Auch oder grad wenn ich nicht soviel Platz zur Verfuegung haette faend ich die Idee mit der unterbauten Terasse ganz gut (allein schon weil meine bessere Haelfte  lieber Rasen als Teich im Garten mag) 

Wenn ich oben sitze kommen die Fischlis immer bis zu mir und bis unter die Terasse geschwommen. Also ich sitz sozusagen ein bissl im/ueberm Teich. Das find ich einfach schoen. 

Letztlich ists aber natuerlich auch einfach Geschmackssache.


----------



## Algusmaximus (10. Mai 2011)

*AW: Teich vergrößern, unter der Terrasse?*

Ja danke für die weiteren Meinungen. 

Der Teich lässt sich in Richtung des Rasens vielleicht durch Wegfall desselben noch um zwei Meter verlängern. Dann ist nämlich beim Doppelhaus schon Schluss. Und wir wollen ja noch irgendwie am Teich vorbeikommen. Also das Bild zeigt das nicht so deutlich, aber viel mehr geht nicht. 
Sagen wir mal ohne Kiesrand noch so 1m max. Mit scharfer Steinkante dann. Also da geht wirklich nicht mehr viel.
 Mir geht es ja primär um die Erhöhung der Wassermenge.
 Ich hab letzte Woche fast 5 Grad Temperaturschwankung Nacht / Tag gehabt. Das ist halt Stress für die Fische.
Wir haben ja jetzt schon die Terrasse etwas über dem Teich und finden es ganz toll, quasi über den Fischen zu sitzen.
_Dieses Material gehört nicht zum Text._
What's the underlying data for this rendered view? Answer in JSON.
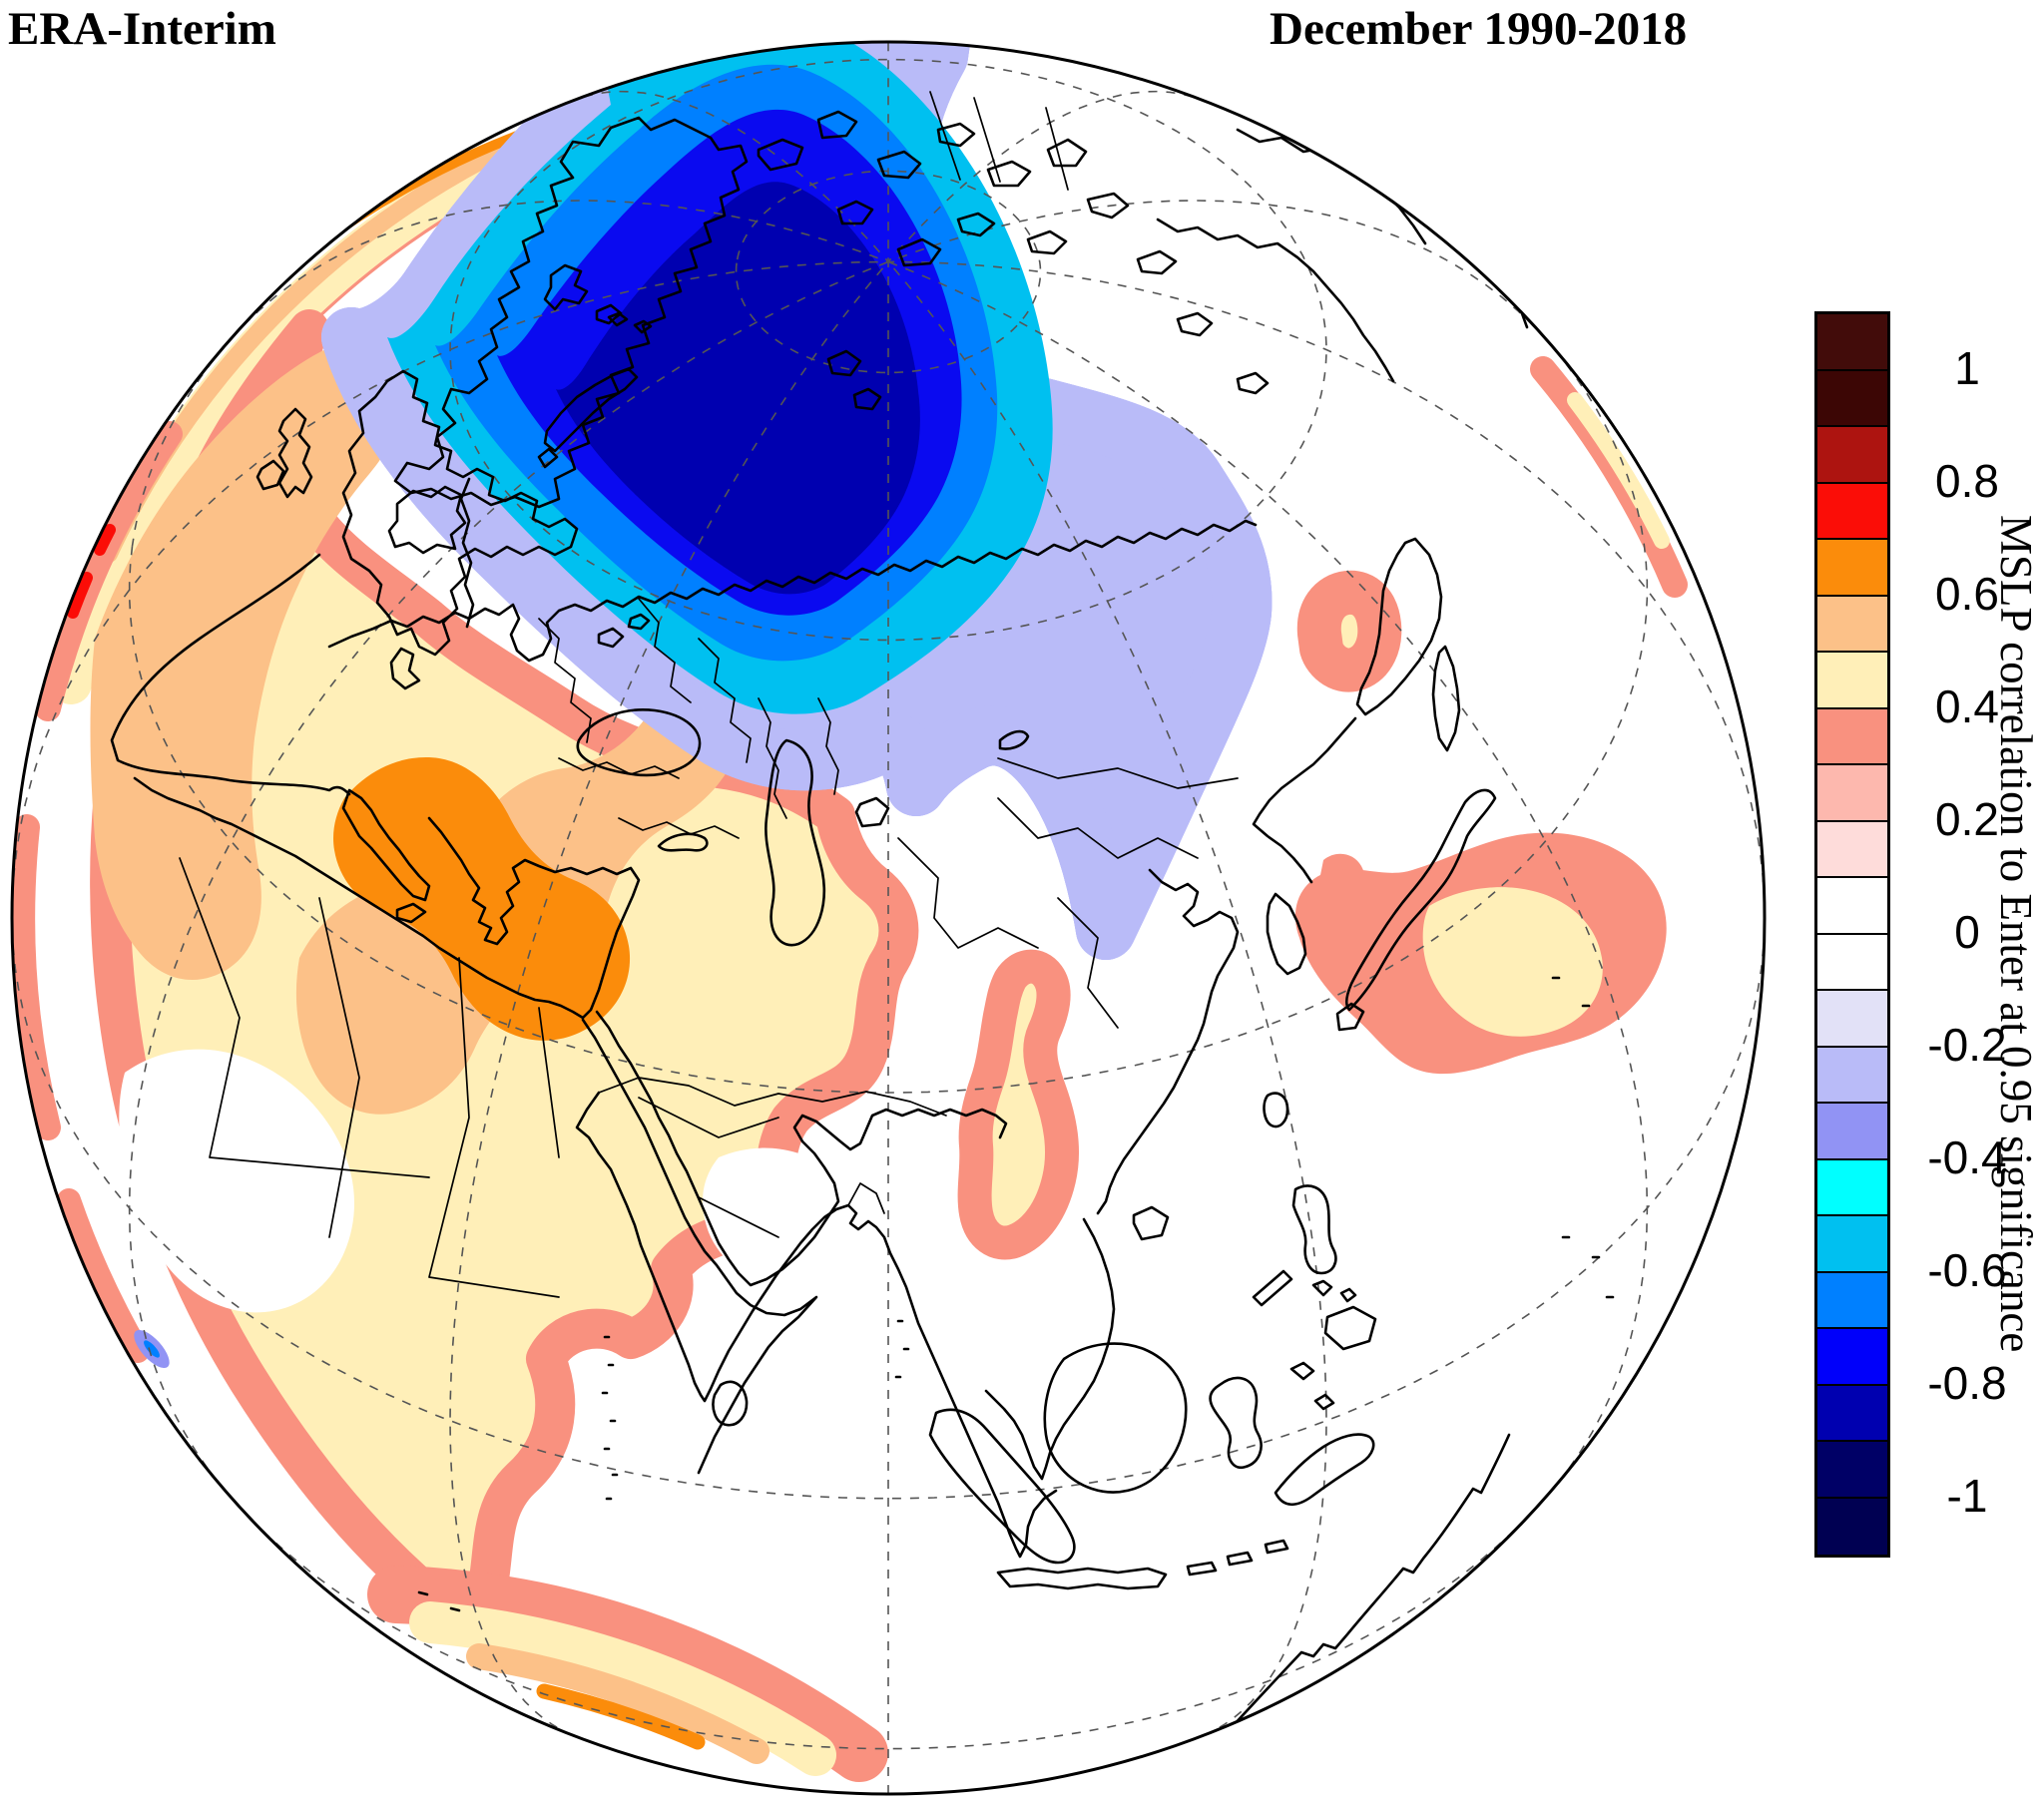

Die Kinder lassen ihre Füsse ruhig ins Wasser hängen, die Koi nuckeln an den Zehen. Ist halt schon süß. Ich finds auch ok, wenn die Fische sich mal zurückziehen können. 
Die sind eh den ganzen Tag heftig unterwegs, da gibts genug Möglichkeiten zur Beobachtung. 
Ich will trotz beschränkter Teichgröße dennoch einen kleinen Flachwasserbereich machen, mit Bodengrund drinnen und Pflanzen. Wenn sie sich unbeobachtet fühlen geht da so richtig die Post ab, wühlen, nach Futter schnuffeln und üble Pöbeleien untereinander an aussichtsreichen Stellen. 
Daher glaube ich sie hängen doch meistens im sichtbaren Bereich herum. 
Wie Volker schreibt, das Grundstück würde mit reiner Wasserfläche hinter dem Haus nicht mehr harmonisch wirken. So haben wir auch noch ein wenig Gerten drum rum. 
Wir wären bei ca. 6m x 2,5m bis 3m   in Form eines Pantoffeltierchens.Wenn wir die 2m Tiefe packen mit Pflanzenzone schätze ich mal so 20.000l oder mehr. Das wäre für ca. 10 -15 Koi (Keine Jumbos) denk ich grad noch ok.


----------